I think that there could be a misunderstanding about how CMs work. Lets assume that you have an Openfire server running in the US, a CM running in Rome and another CM in Japan. Each CM will open a socket connection to Openfire. Lets now imagine that we have 2 users connected from Japan (J1 and J2) and 2 users from Rome (R1 and R2). If J1 sends a message to J2 then J1’s client will send the message to the CM at Japan.
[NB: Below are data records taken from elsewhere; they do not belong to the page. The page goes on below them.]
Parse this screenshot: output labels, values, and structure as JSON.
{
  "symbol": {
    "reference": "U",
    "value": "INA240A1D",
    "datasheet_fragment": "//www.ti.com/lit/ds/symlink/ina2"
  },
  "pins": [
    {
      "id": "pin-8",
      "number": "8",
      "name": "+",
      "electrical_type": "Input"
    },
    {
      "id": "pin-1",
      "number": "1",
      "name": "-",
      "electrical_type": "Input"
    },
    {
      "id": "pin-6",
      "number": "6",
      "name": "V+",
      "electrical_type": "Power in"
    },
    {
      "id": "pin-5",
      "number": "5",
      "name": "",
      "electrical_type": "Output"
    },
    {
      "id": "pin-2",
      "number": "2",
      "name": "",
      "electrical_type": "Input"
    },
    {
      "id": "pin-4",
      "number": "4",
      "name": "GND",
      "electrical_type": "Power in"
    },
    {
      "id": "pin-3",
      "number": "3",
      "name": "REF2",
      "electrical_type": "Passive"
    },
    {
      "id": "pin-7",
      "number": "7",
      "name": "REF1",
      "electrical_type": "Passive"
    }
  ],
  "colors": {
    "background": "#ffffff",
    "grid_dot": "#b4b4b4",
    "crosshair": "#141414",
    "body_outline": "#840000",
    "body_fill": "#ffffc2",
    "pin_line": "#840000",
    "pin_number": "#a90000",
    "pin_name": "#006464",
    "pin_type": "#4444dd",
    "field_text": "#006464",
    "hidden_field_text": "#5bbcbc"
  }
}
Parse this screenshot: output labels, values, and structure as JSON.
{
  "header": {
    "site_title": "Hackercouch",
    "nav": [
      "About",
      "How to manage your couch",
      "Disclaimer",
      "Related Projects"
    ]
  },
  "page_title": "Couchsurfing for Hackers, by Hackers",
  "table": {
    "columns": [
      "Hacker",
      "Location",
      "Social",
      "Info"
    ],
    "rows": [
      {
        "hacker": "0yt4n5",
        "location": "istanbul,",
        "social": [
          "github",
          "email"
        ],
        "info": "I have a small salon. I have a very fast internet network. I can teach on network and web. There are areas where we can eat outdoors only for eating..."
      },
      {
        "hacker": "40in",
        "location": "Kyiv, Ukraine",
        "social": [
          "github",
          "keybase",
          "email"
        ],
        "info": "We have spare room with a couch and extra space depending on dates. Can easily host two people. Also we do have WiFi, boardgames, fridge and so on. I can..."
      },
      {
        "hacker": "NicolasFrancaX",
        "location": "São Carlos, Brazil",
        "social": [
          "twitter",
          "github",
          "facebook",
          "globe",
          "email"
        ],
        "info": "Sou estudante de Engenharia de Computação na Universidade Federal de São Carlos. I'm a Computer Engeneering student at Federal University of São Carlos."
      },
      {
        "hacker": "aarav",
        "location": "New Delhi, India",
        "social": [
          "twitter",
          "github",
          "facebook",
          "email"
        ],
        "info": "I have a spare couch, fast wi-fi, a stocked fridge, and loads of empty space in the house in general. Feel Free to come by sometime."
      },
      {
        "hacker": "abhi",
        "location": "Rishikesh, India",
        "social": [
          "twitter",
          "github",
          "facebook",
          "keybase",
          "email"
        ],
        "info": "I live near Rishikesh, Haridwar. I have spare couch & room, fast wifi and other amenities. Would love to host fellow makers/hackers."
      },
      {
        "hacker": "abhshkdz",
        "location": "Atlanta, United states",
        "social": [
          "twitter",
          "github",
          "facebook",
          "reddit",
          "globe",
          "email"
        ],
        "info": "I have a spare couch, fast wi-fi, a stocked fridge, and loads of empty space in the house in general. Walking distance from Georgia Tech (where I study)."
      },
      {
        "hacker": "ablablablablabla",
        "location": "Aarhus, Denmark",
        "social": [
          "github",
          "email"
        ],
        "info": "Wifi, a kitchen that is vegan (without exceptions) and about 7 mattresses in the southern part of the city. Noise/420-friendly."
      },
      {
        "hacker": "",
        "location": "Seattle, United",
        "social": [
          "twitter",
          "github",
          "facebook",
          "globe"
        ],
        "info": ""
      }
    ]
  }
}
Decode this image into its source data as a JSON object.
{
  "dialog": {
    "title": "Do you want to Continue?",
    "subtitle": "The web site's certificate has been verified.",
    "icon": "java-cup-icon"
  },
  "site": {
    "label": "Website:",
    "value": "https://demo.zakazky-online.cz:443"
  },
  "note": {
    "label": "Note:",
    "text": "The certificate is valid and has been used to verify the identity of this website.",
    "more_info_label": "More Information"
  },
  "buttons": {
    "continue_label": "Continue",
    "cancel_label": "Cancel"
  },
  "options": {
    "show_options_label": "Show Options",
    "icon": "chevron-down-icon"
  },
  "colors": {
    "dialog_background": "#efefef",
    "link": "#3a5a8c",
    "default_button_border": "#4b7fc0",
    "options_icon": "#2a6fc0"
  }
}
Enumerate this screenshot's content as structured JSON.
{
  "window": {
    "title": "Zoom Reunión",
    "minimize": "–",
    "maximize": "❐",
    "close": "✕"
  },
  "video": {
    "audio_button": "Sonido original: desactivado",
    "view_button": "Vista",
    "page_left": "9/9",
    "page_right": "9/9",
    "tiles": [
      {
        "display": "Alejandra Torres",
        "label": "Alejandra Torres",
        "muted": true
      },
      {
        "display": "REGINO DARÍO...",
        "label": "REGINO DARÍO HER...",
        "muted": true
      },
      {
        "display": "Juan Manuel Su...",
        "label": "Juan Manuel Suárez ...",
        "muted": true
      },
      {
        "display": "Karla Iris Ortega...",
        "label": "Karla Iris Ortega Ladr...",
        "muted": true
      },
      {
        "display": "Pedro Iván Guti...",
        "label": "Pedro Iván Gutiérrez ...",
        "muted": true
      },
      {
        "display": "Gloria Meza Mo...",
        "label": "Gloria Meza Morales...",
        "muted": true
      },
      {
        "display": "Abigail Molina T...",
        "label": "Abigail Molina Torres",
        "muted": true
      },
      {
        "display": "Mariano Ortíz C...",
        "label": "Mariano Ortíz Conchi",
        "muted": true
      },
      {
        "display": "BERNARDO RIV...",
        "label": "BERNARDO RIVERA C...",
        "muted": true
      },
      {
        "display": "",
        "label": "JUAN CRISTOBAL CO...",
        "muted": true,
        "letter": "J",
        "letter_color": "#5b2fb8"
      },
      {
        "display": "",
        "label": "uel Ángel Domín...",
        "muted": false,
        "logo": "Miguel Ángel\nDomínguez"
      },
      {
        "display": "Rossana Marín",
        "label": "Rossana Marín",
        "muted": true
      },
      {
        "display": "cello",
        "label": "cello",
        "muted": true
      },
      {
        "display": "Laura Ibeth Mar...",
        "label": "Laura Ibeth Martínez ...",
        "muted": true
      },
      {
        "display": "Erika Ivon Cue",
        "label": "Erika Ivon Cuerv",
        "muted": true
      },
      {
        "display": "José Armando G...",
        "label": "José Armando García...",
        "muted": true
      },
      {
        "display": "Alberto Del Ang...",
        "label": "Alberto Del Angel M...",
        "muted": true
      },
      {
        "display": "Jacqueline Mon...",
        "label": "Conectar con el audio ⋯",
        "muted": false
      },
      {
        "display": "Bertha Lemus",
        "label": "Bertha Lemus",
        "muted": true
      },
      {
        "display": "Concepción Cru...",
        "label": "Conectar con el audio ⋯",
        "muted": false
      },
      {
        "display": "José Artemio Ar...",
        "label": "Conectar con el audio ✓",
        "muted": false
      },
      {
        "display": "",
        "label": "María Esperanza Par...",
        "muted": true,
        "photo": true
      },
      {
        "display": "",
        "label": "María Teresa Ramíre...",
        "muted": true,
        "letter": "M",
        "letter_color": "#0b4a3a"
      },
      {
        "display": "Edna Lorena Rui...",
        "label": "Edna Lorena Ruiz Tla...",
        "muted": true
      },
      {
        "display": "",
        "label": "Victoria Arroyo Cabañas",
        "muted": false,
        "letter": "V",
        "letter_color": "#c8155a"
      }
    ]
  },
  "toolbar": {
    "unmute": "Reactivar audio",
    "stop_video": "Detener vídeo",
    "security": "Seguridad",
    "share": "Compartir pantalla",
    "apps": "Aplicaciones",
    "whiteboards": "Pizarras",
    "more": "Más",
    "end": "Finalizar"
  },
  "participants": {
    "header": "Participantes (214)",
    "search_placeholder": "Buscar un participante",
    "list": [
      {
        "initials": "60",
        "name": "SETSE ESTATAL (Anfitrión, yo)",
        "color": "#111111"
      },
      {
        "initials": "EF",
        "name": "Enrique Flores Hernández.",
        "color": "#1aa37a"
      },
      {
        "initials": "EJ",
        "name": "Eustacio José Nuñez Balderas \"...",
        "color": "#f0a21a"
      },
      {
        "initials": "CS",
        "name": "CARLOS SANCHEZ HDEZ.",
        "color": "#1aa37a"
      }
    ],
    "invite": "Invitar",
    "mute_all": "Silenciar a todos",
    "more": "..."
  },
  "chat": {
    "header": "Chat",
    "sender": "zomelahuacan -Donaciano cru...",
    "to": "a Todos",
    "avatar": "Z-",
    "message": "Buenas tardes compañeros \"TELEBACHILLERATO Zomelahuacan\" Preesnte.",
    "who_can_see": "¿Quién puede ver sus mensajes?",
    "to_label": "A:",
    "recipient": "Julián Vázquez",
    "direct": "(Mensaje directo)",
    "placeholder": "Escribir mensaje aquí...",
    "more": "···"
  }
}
The CM will then forward the message to the Openfire server in the US and the Openfire server will then send a message to the CM in Japan so that it can forward the message to J2. As you can imagine a conversation between J1 and R1 would imply this flow: J1 --> CM (Japan) --> Openfire --> CM (Rome) --> R1.

Having said that, I think that what you need in order to have local network traffic between local users is to run different Openfire installations in each place. And then rely on server-2-server (using TLS) to secure communication between servers/countries/places. BTW, CMs are not a way to workaround clustering. If the Openfire server goes down then the entire XMPP service will be down.

Regards,

– Gato

Shouldn’t communication between local CMs remain within that CM instead of going all the way back to the US?

i.e. vendor1 in bangalore can communicate with other members of that team, connected to that local CM with all traffic staying inside that CM?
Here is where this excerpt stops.